Filipino participant:  "In America I noticed that people are not hiding their religious identity. That tells us that they have religious freedom. In Hartford Seminary I noticed that Muslim and Christian students are living in harmony. Their library resources are amazingly rich. There are a lot of resources about Islam. I did not see anyone afraid of their Muslim identity."

U.S. participant to the Balkans:  “There is no doubt, my recent travel to the Balkans as part of the US state department's “Faith and Community Project” has been one of the most intellectually and spiritually rewarding and enriching trips that I have ever had so far…
I will definitely use what I have learned through this trip in my classes at Hartford Seminary and my lectures and teachings at various other educational institutions in the US. I will encourage my students and colleagues to pay more attention to the rich history of Islam and Muslims in Balkans.”

U.S. participant to the Balkans:  “When I met the ITD alumni at the workshop, I followed their comments, and understood that the goal of this project was successfully achieved. Everybody at the workshop gave very positive impressions. It was good that they were able to observe the American situation of Muslims in the USA. They learned about the freedom of religion in the US. Also, they became aware of the way communities with different backgrounds are co-existing peacefully. ITD alumni were impressed by the way Muslim women behave and have freedom in the US. Especially, ITD female alumni appear to become very confident, and now they are raising their voices. I think there will be changes of their behaviors in long run. They are very much used to live in a family with a male as a family head. Now, they observed the different patterns of Muslim women's lives in the US. I think these women will now take part in public activities.
In my jamat I will give a speech. I will invite people from my community and others who are interested. So that they could learn about the diversity exist among Muslims in the Balkans. I will talk about how to maintain traditional identity and accept modernity at the same time. My message is: be a mainstream Muslim but be also aware of the diversity around you.”

U.S. participant to the Philippines:  "When I was first asked to meet the delegation of Muslims from the Philippines who came to the United States last November, it did not occur to me that I might actually travel to the other side of the world to visit the Philippines and have an opportunity to meet and interact with some of their professors, scholars, community leaders and politicians.  I met the delegation during their visit to New York and expounded on some of the challenges and opportunities faced by Muslims in the American legal system.  I was instantly struck by how attentive they were to my presentation, taking notes and asking poignant questions.  After that meeting, I hoped I would be given the opportunity to meet with them again.  I had not imagined that not only would I have the opportunity to visit the Philippines, but that I would be honored to speak at the International Interfaith Conference at the University of Southern Mindanao.  I was asked to speak about the Muslim experience in the United States, including the history, challenges and opportunities that they face as a minority community."

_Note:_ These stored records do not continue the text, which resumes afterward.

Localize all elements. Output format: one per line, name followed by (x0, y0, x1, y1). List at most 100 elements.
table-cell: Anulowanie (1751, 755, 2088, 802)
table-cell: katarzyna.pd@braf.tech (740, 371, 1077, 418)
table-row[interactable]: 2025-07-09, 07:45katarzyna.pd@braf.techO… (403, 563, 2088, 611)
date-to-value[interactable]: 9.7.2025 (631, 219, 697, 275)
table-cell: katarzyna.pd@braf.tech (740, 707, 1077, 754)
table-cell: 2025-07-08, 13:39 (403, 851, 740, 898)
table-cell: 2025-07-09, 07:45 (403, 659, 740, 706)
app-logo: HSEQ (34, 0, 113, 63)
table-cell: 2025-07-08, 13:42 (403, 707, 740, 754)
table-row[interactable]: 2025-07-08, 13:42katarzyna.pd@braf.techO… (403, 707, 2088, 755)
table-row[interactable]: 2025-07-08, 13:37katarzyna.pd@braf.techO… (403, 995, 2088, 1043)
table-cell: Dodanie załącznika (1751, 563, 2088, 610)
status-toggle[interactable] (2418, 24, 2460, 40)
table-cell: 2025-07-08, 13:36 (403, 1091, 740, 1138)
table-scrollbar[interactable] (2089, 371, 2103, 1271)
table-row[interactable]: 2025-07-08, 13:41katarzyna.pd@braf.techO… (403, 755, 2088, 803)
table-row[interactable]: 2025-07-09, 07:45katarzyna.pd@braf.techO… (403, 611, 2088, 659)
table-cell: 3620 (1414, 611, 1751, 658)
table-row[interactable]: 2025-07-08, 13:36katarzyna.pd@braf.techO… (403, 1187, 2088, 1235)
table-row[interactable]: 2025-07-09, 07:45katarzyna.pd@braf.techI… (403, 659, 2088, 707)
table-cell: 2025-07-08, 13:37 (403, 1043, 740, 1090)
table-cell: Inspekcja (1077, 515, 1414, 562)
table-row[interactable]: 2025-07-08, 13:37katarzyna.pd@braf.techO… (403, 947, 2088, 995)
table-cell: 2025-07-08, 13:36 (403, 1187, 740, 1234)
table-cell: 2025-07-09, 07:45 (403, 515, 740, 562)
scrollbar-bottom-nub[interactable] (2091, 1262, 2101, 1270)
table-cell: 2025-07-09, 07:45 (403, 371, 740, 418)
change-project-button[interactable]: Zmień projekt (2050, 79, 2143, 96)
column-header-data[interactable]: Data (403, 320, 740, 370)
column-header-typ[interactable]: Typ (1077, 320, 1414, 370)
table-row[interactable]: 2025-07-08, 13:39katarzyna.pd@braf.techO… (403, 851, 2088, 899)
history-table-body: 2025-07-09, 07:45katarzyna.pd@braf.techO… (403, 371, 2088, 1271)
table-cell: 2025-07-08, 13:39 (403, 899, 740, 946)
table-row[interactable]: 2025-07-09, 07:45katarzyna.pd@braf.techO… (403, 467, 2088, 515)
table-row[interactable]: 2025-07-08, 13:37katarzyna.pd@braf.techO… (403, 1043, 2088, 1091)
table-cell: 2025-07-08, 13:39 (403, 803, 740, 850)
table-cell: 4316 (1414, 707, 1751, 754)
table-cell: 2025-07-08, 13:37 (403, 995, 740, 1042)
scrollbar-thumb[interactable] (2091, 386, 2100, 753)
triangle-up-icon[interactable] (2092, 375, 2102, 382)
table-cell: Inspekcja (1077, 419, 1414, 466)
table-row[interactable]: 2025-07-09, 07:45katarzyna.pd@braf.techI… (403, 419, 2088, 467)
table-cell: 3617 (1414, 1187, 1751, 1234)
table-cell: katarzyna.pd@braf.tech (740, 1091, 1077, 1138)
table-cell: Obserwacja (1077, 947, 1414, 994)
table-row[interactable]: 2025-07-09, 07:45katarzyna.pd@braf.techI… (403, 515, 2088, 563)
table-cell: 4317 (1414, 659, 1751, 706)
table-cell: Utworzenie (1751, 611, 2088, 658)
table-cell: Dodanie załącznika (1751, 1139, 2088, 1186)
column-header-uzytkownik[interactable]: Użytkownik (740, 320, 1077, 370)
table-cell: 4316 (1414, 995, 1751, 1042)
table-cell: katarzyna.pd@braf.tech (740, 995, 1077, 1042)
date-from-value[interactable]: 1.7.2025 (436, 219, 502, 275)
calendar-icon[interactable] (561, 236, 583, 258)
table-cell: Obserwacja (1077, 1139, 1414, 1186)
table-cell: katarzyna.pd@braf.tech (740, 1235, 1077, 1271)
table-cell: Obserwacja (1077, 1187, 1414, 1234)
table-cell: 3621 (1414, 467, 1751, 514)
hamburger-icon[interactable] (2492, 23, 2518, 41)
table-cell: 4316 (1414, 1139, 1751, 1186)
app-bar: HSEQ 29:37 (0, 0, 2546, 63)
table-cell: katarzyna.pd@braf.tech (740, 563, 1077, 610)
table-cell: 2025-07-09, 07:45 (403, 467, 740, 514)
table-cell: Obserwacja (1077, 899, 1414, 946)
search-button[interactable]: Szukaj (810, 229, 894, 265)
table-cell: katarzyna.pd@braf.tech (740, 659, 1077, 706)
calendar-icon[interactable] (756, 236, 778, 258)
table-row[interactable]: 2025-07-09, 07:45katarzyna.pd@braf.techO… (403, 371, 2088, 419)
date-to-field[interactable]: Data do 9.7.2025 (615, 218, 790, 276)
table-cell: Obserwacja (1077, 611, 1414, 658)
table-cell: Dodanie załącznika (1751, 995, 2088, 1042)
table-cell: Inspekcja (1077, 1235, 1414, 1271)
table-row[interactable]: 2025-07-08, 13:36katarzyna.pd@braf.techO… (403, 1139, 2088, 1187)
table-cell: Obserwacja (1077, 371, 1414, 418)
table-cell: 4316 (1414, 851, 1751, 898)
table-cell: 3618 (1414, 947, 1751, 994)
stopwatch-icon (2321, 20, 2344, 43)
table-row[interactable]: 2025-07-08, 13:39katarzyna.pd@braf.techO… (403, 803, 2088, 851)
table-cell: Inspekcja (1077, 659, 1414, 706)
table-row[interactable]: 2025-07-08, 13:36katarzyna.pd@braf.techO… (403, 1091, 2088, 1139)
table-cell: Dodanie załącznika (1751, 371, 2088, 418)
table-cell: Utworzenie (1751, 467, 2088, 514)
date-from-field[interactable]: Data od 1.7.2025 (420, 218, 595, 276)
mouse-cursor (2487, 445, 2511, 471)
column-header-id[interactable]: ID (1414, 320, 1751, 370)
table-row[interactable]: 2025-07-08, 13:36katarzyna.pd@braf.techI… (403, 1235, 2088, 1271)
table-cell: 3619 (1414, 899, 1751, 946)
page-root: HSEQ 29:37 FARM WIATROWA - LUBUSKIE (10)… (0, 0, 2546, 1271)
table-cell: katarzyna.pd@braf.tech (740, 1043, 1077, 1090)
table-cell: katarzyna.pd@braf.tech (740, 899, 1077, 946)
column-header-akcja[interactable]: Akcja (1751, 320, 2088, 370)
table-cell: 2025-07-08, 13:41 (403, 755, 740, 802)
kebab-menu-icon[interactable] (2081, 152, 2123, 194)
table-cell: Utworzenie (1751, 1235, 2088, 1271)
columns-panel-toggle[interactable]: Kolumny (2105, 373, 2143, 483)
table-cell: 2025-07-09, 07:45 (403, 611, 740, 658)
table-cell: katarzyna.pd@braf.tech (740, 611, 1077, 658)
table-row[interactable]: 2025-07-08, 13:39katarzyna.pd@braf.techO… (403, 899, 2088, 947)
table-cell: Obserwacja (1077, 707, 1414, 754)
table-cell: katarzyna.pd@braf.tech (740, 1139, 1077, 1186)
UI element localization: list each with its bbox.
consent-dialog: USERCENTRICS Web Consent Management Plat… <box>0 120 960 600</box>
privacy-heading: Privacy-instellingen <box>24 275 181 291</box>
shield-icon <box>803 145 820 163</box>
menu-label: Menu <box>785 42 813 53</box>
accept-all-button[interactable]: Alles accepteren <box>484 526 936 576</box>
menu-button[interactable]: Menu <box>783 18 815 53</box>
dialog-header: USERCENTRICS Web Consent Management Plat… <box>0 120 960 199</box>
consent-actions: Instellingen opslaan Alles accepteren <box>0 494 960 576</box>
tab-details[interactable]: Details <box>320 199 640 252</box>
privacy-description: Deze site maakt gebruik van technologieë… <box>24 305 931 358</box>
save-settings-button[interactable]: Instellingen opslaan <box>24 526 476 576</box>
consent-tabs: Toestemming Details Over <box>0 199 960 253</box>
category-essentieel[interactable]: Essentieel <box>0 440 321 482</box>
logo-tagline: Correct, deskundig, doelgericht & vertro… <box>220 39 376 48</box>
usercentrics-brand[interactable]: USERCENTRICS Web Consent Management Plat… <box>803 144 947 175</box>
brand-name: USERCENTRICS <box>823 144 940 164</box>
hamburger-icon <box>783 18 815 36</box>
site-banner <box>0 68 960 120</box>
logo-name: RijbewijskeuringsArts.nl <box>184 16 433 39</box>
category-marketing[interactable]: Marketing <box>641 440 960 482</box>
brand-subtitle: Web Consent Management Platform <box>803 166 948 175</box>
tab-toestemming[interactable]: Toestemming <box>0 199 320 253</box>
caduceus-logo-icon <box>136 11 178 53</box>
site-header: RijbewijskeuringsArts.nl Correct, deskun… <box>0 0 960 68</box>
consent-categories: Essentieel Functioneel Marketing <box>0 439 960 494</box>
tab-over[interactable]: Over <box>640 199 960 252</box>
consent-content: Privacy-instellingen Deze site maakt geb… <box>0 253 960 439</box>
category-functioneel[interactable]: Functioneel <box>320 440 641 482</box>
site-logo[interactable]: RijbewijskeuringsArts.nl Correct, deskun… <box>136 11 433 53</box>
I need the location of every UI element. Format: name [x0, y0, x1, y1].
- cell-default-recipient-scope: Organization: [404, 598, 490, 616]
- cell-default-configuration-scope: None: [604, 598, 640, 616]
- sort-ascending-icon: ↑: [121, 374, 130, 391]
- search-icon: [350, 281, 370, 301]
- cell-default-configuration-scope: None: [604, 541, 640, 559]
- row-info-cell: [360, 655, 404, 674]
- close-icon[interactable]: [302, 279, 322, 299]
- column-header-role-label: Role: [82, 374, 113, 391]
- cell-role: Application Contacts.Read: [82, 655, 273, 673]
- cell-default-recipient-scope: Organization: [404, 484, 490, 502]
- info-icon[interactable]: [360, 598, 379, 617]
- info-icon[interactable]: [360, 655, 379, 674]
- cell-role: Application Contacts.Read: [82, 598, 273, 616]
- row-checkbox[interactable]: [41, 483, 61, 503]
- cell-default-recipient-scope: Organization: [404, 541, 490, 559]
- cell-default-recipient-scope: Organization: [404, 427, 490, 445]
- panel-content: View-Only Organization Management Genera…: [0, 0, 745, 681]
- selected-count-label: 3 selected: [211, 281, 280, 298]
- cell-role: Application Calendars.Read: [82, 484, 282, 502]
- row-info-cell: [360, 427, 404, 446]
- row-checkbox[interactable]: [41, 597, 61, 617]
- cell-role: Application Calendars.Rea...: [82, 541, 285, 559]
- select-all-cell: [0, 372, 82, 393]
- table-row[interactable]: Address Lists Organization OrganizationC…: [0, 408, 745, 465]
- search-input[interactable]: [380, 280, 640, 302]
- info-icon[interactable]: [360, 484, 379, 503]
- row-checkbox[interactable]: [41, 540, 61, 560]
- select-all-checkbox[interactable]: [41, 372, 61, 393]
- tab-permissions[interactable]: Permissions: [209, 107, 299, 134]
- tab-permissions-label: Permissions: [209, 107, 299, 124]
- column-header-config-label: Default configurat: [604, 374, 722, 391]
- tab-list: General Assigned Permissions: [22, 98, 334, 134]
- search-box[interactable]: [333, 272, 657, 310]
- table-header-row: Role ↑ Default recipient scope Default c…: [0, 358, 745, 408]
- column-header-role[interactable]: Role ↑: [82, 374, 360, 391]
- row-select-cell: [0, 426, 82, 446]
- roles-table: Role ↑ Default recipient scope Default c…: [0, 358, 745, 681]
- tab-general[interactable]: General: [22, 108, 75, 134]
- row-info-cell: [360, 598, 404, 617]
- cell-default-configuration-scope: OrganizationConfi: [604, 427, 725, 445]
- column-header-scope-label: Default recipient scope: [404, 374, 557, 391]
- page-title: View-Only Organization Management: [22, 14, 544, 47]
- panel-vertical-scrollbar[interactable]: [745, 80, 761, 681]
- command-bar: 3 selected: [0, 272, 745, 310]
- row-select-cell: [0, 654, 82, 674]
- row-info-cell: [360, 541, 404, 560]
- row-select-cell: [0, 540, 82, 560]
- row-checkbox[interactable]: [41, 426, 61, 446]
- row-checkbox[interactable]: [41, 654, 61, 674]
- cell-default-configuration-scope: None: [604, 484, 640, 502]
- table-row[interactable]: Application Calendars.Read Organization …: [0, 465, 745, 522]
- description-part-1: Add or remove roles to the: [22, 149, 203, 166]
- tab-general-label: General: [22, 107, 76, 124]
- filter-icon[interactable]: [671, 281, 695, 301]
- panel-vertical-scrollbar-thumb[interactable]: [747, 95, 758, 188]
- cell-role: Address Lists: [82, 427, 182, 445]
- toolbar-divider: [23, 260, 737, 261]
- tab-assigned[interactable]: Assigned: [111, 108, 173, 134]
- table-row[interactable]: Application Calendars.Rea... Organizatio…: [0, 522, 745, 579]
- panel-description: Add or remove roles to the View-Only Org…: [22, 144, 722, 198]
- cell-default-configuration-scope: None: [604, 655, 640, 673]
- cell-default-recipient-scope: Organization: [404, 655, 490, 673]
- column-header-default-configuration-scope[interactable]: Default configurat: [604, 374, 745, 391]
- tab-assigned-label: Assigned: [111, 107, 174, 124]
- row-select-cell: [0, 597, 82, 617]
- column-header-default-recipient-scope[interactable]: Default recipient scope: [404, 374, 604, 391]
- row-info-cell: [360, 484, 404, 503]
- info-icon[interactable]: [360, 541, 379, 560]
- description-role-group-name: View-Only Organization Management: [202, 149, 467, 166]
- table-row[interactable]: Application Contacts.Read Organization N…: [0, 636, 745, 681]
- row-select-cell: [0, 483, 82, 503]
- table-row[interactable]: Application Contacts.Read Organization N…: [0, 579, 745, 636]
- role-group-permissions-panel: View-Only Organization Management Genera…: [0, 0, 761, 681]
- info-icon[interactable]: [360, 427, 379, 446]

U.S. participant to the Philippines:  "When I was initially approached to be a part of ITD's seven-person delegation to the Philippines I internally leaped at the idea. A trip half way around the world to enter into meaningful dialogue about humanity, life and faith seemed to be much too good to be true. But it proved to be what it indeed was, a wonderful gift to me: a unique opportunity that showed itself to be extremely meaningful, satisfying and enjoyable. I was most grateful for this privilege to represent my country and my congregation, Grace Evangelical Covenant Church, on this journey of a lifetime. As I look back on the trip, there are two major arenas that I think about and share with others. One was the makeup and nature of the delegation itself, and the other being the contexts and conversations we had while in the Philippines, and most particularly in Mindanao."